For the folks at Riffyn, this problem was a call to action. We’d struggled with it our entire scientific lives starting in the 1990s, and in many situations we conquered it. Along the way, we also discovered something kind of obvious, but also perhaps controversial—the experiment, which of course is the fundamental unit of science, is generally misunderstood and misused.

An experiment is thought of as a tool for solving a hypothesis.[4] But most of the time an experiment is a really a tool for gathering data. It is a measurement device like a caliper, or a spectrometer, or any other measurement instrument. Its job is to contribute new measurement data of the highest possible quality, and greatest permanence to a growing record of evidence that others can build upon with trust and confidence.

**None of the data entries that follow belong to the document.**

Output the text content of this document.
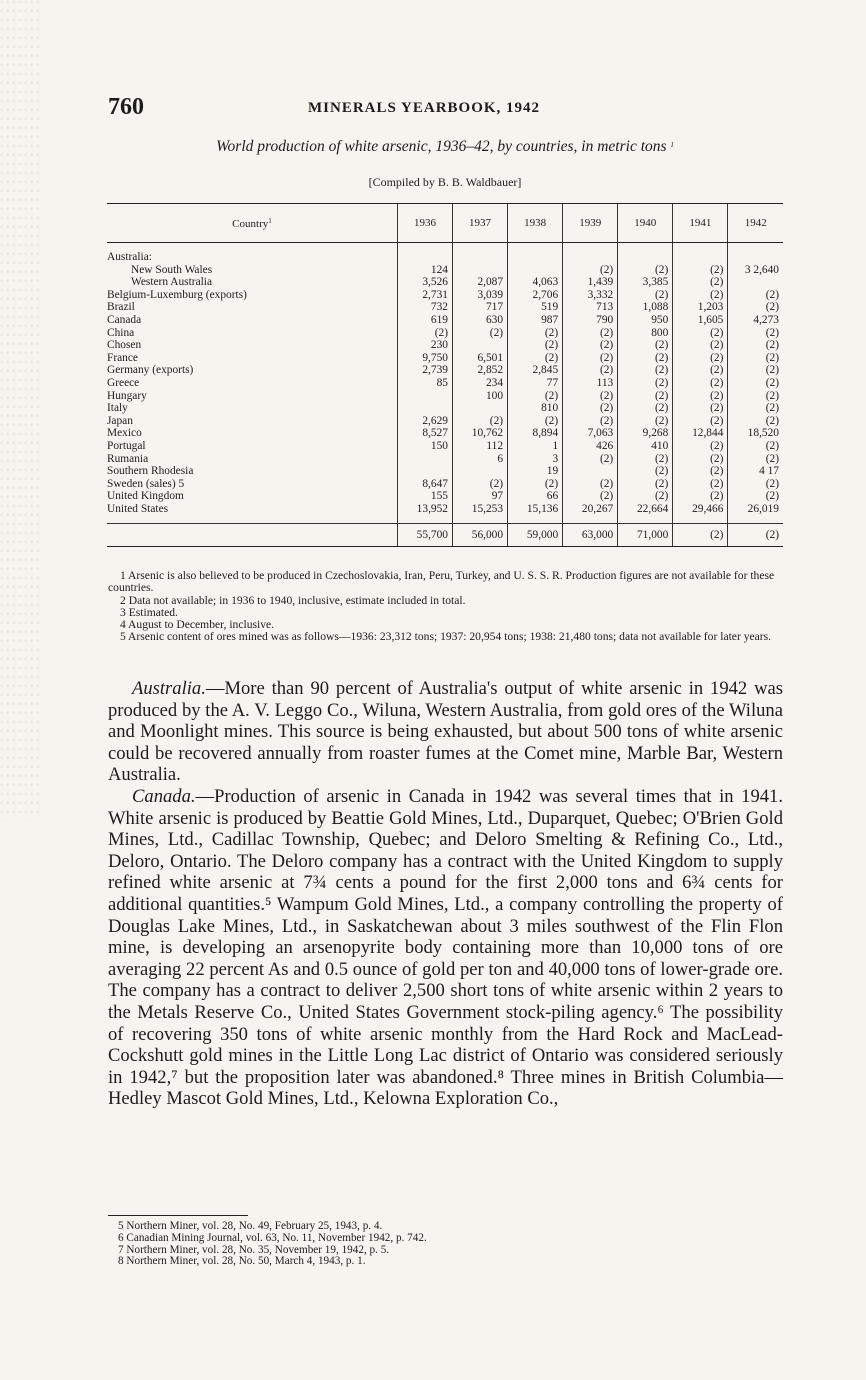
760	MINERALS YEARBOOK, 1942
World production of white arsenic, 1936–42, by countries, in metric tons $^1$
[Compiled by B. B. Waldbauer]
Country$^1$	1936	1937	1938	1939	1940	1941	1942

Australia:							
New South Wales	124			(2)	(2)	(2)	3 2,640
Western Australia	3,526	2,087	4,063	1,439	3,385	(2)	
Belgium-Luxemburg (exports)	2,731	3,039	2,706	3,332	(2)	(2)	(2)
Brazil	732	717	519	713	1,088	1,203	(2)
Canada	619	630	987	790	950	1,605	4,273
China	(2)	(2)	(2)	(2)	800	(2)	(2)
Chosen	230		(2)	(2)	(2)	(2)	(2)
France	9,750	6,501	(2)	(2)	(2)	(2)	(2)
Germany (exports)	2,739	2,852	2,845	(2)	(2)	(2)	(2)
Greece	85	234	77	113	(2)	(2)	(2)
Hungary		100	(2)	(2)	(2)	(2)	(2)
Italy			810	(2)	(2)	(2)	(2)
Japan	2,629	(2)	(2)	(2)	(2)	(2)	(2)
Mexico	8,527	10,762	8,894	7,063	9,268	12,844	18,520
Portugal	150	112	1	426	410	(2)	(2)
Rumania		6	3	(2)	(2)	(2)	(2)
Southern Rhodesia			19		(2)	(2)	4 17
Sweden (sales) 5	8,647	(2)	(2)	(2)	(2)	(2)	(2)
United Kingdom	155	97	66	(2)	(2)	(2)	(2)
United States	13,952	15,253	15,136	20,267	22,664	29,466	26,019

	55,700	56,000	59,000	63,000	71,000	(2)	(2)

1 Arsenic is also believed to be produced in Czechoslovakia, Iran, Peru, Turkey, and U. S. S. R. Production figures are not available for these countries.

2 Data not available; in 1936 to 1940, inclusive, estimate included in total.

3 Estimated.

4 August to December, inclusive.

5 Arsenic content of ores mined was as follows—1936: 23,312 tons; 1937: 20,954 tons; 1938: 21,480 tons; data not available for later years.

Australia.—More than 90 percent of Australia's output of white arsenic in 1942 was produced by the A. V. Leggo Co., Wiluna, Western Australia, from gold ores of the Wiluna and Moonlight mines. This source is being exhausted, but about 500 tons of white arsenic could be recovered annually from roaster fumes at the Comet mine, Marble Bar, Western Australia.

Canada.—Production of arsenic in Canada in 1942 was several times that in 1941. White arsenic is produced by Beattie Gold Mines, Ltd., Duparquet, Quebec; O'Brien Gold Mines, Ltd., Cadillac Township, Quebec; and Deloro Smelting & Refining Co., Ltd., Deloro, Ontario. The Deloro company has a contract with the United Kingdom to supply refined white arsenic at 7¾ cents a pound for the first 2,000 tons and 6¾ cents for additional quantities.⁵ Wampum Gold Mines, Ltd., a company controlling the property of Douglas Lake Mines, Ltd., in Saskatchewan about 3 miles southwest of the Flin Flon mine, is developing an arsenopyrite body containing more than 10,000 tons of ore averaging 22 percent As and 0.5 ounce of gold per ton and 40,000 tons of lower-grade ore. The company has a contract to deliver 2,500 short tons of white arsenic within 2 years to the Metals Reserve Co., United States Government stock-piling agency.⁶ The possibility of recovering 350 tons of white arsenic monthly from the Hard Rock and MacLead-Cockshutt gold mines in the Little Long Lac district of Ontario was considered seriously in 1942,⁷ but the proposition later was abandoned.⁸ Three mines in British Columbia—Hedley Mascot Gold Mines, Ltd., Kelowna Exploration Co.,

5 Northern Miner, vol. 28, No. 49, February 25, 1943, p. 4.

6 Canadian Mining Journal, vol. 63, No. 11, November 1942, p. 742.

7 Northern Miner, vol. 28, No. 35, November 19, 1942, p. 5.

8 Northern Miner, vol. 28, No. 50, March 4, 1943, p. 1.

Data that goes into a database should obey what I call the CAP principle. It should be complete, it should be accurate, and it should be permanent, so you never have to do it again. Otherwise, there’s no progress.
— Sydney Brenner, Nobel Laureate [5]

When you conceptualize an experiment as a measurement device, something fundamental happens to your thinking. Instead of asking “is my hypothesis true?”, you ask “is my measurement a precise, accurate and reproducible assessment?” You begin to treat an experiment as a “thing” that can be seen, known, improved upon just like bits of code shared among computer programs, or like high-quality automobile parts in a supply chain. You can apply the vast body of knowledge and methods developed for measuring, monitoring and improving quality in the manufacturing, software and other industries.[6,7]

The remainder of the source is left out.